Der Anwalt tauschte einen kurzen Blick mit Steve. Dann erhob auch er sich, und er ging mit Steve zur Tür.

Eine halbe Stunde später saß er mit Highwood in dem Café am Bryant Park, das er schon von ihrem ersten Treffen kannte. Es war erst wenige Tage her, in denen viel passiert war. Auch Colonel Alec Greene war natürlich wieder dabei.

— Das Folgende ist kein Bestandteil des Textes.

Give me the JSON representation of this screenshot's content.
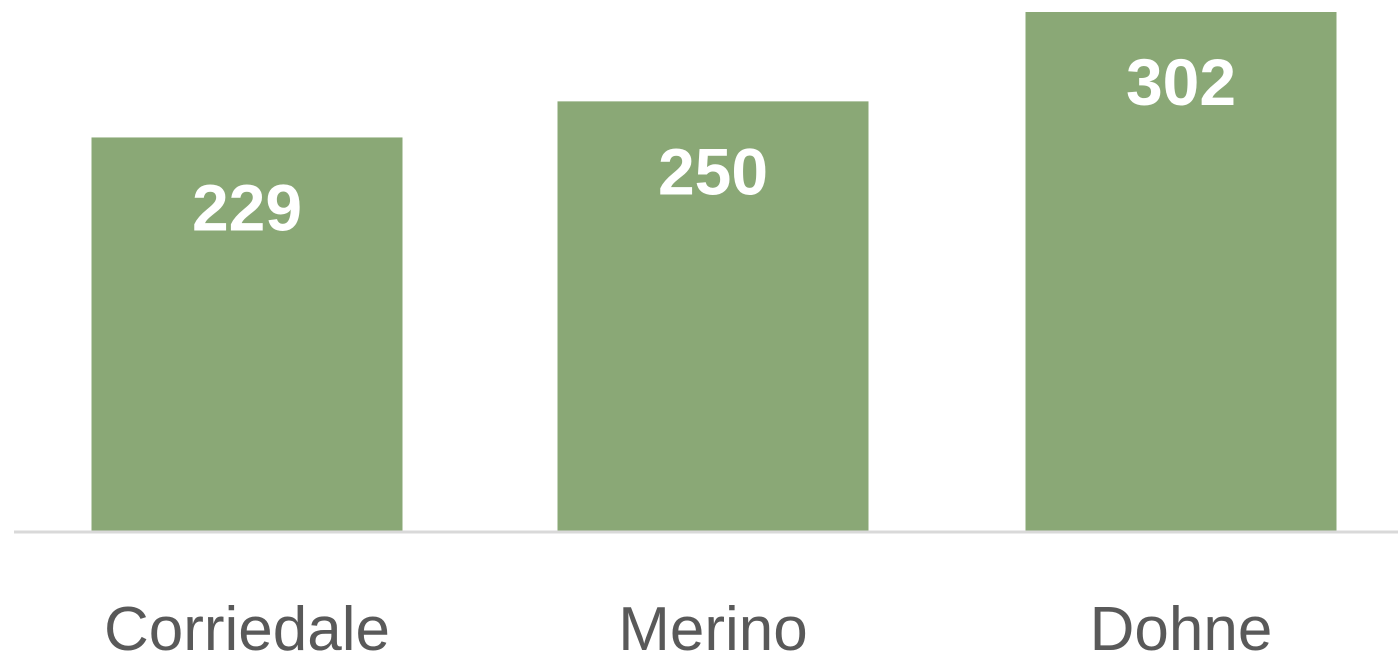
{
  "chart_data": {
    "type": "bar",
    "categories": [
      "Corriedale",
      "Merino",
      "Dohne"
    ],
    "values": [
      229,
      250,
      302
    ],
    "value_labels": [
      "229",
      "250",
      "302"
    ],
    "title": "",
    "xlabel": "",
    "ylabel": "",
    "ylim": [
      0,
      302
    ],
    "grid": false,
    "legend": "none",
    "data_labels": "inside-end",
    "colors": {
      "bar": "#8aa876",
      "axis": "#d9d9d9",
      "data_label": "#ffffff",
      "category_label": "#595959"
    }
  }
}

„Das war alles ziemlich überraschend“, begann der Anwalt. „Ich hätte nicht gedacht, dass Sie den Fall so schnell aufklären können.“

Steve nahm einen Schluck von seinem Espresso. „Die Rolle von MacLarens Frau ist jedoch immer noch nicht ganz klar. Damit wird sich ihr Mann auseinandersetzen müssen. Ich denke, sie hat ihn ganz schön hintergangen.“

„Wir haben eine politische Krise verhindert, ehe sie sich richtig ausbreiten konnte“, stellte der Colonel zufrieden fest. „Die Medien haben nicht die ganze Wahrheit erfahren, und der Justizminister ist glücklich.“

„Ist schon merkwürdig, wenn man selbst als Einziger alle Tatsachen kennt“, sinnierte Steve.

Die beiden sahen ihn nur schweigend an.